By contextual tags (such as deal, company, contacts...
Receiver and Sender
The subject line, body text, and attachment name
Send/Receive date and time
I want to retain the simplicity of a general search, but at the same time allow user to specify the search parameter. An empty search bar does not signal users the many parameters they can use to narrow their search. Placeholder text can only highlight some parameters available. Listing all search headers can direct users to use specific parameters.
Staff can also directly type keywords to search. Because there are more types of metadata to search with, other than emails and email addresses, we will show suggestions for different tags, remarks and other metadata.
The search bar is designed for broader searches using 1-2 parameters. To further narrow down their search, staff can apply more filters.

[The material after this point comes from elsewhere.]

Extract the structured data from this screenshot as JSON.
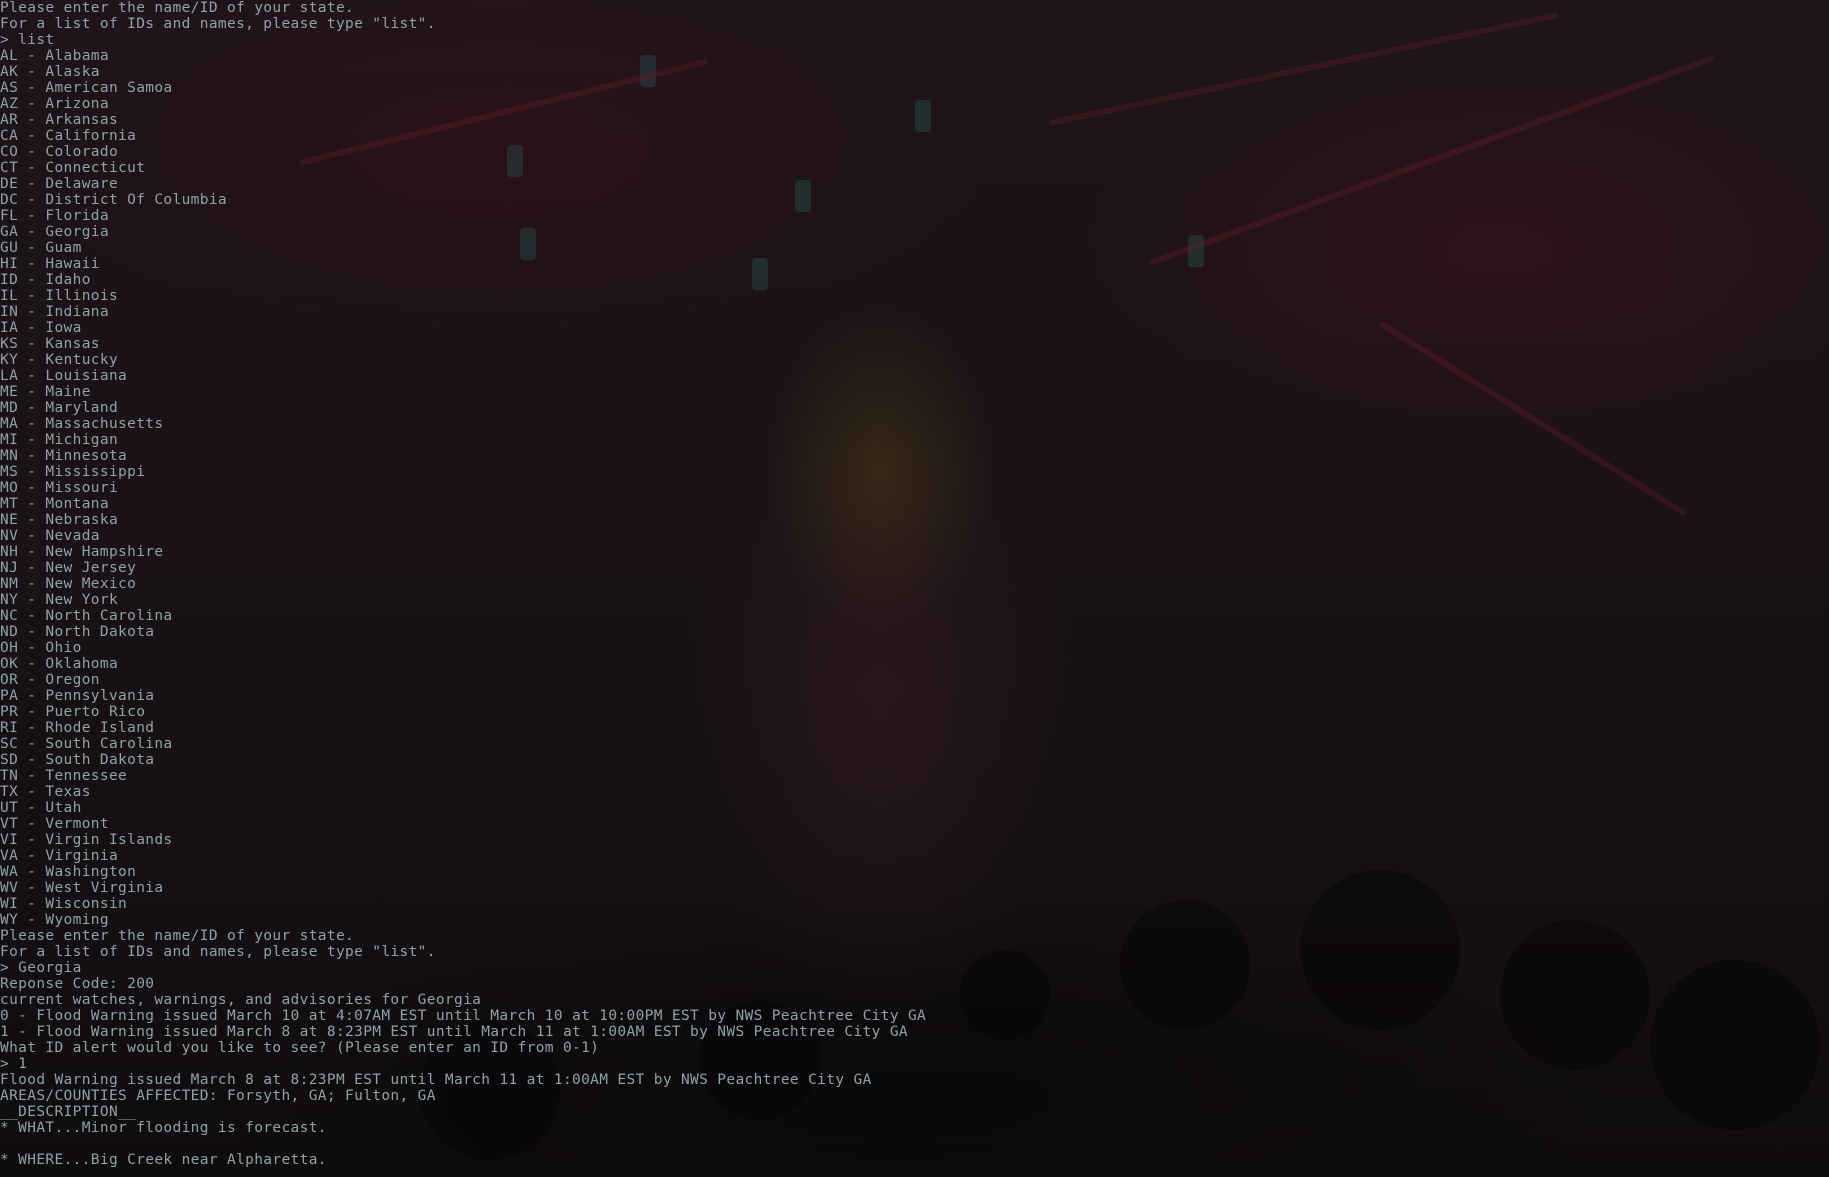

We made sure that any search, however broad or narrow it is, has to be done in three steps. And given the added context provided by tagging, we are confident that the result would be relevant to what the staff intended to search for.
I want to find the agreement signed by Morgan Stanley for the deal between Airbus and Lufthansa
Outcome
Transparency and collaboration helped Clover survive COVID
The shared inbox helped Clover transition to remote work in COVID. Staff read, reply and upload emails to share with their teams, all on their Outlook. Colleagues new to the deal can search previous communications with the client to get up to speed. Teammates from different departments now have the same information to make decisions and communicate with the clients coherently.